If you want to know some more about Conda and Python environments, there's a great lesson here. Generally, an environment is a separate installation of Python with its own set of packages. This allows a user to have multiple versions of Python and various packages around at the same time. Conda is a tool for managing Python environments which allows you to create, alter, export, and import environments.

This is extremely useful for reproducable research. A researcher can export their Python environment using conda, which will then allow anyone trying to reproduce their work to ensure they have the exact same packages and versions installed.

Before we begin, we need to make sure conda has had a chance to initialize. In the terminal, run the command conda init. Now, we can create a new environment. Let's call it ml-env, since we'll be using it to run a machine learning workflow. When creating an environment, we need to specify a name and we should specify which Python version we want to use.

conda create --name ml-env python=3.10

It might take a few minutes to install, but we should have a new environment. We can see the current list of environments with:

conda env list

While we can see our new environment, there probably is a star next to the base environment. This indicates that we are still in base; we are not yet 'in' the ml-env environment. We need to use the conda activate command to enter ml-env.

conda activate ml-env

We should be able to list environments again and see that the star has changed. Additionally, (ml-env) should print at the start of each terminal line.

Now that we are in our environment, we need to install the right packages into it.

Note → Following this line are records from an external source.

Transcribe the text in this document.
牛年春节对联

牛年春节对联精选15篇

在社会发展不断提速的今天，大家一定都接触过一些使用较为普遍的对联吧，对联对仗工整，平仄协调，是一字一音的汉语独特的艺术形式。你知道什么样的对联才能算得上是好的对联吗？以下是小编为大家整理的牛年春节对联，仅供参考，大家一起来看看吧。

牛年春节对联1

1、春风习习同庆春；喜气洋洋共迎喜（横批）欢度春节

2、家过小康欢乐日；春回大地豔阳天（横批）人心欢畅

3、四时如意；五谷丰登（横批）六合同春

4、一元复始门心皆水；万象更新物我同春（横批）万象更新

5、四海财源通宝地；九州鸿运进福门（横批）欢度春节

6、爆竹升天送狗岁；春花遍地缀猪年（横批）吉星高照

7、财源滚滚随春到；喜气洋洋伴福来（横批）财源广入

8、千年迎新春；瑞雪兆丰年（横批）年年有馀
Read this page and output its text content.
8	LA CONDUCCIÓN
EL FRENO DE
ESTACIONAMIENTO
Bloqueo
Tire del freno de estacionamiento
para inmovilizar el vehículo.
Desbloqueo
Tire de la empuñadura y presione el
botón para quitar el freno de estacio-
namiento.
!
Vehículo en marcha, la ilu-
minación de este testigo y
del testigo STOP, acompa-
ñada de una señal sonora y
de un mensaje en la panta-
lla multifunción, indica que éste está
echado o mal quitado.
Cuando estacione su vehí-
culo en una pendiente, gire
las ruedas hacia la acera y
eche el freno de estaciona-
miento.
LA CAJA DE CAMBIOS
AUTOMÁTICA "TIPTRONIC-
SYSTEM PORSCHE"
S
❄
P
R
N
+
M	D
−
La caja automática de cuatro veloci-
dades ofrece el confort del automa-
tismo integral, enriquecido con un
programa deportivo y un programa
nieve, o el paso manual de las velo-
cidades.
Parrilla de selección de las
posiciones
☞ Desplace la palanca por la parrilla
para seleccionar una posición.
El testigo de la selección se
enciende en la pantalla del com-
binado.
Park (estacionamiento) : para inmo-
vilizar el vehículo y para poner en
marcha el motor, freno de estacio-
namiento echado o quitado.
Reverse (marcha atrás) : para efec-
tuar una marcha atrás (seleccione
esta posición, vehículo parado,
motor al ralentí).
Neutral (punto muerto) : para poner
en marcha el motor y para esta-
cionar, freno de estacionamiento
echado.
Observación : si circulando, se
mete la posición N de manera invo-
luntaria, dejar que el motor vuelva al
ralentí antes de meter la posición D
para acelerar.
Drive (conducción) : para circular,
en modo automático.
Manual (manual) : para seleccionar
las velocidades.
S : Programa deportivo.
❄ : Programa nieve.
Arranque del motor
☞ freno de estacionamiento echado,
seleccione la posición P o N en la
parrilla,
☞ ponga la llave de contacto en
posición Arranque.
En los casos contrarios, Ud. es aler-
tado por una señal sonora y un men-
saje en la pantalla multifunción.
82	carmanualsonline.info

If we look at the import statements at the top of ml-workflow.py:

import pandas as pd
from sklearn import model_selection, ensemble, metrics
import numpy as np
from matplotlib import pyplot as plt
import seaborn as sns

We can see the packages we want to use and should install into our newly created environment. Packages are installed using the conda install command. For instance, we install pandas with:

conda install pandas

Go through this for each of the imported packages. Note that the sklearn package, which is the most popular Python package for machine learning, is installed as scikit-learn. Finally, move into the scripts directory:

cd scripts

Running the script

We should now be able to run our script. This script performs classification, using telomere sequence data to predict which pathway cancer cells used to achieve replicative immortality. The dataset is taken from this paper by Lee et al, 2018.

python ml-workflow.py

If everything worked, we should see some figures appear!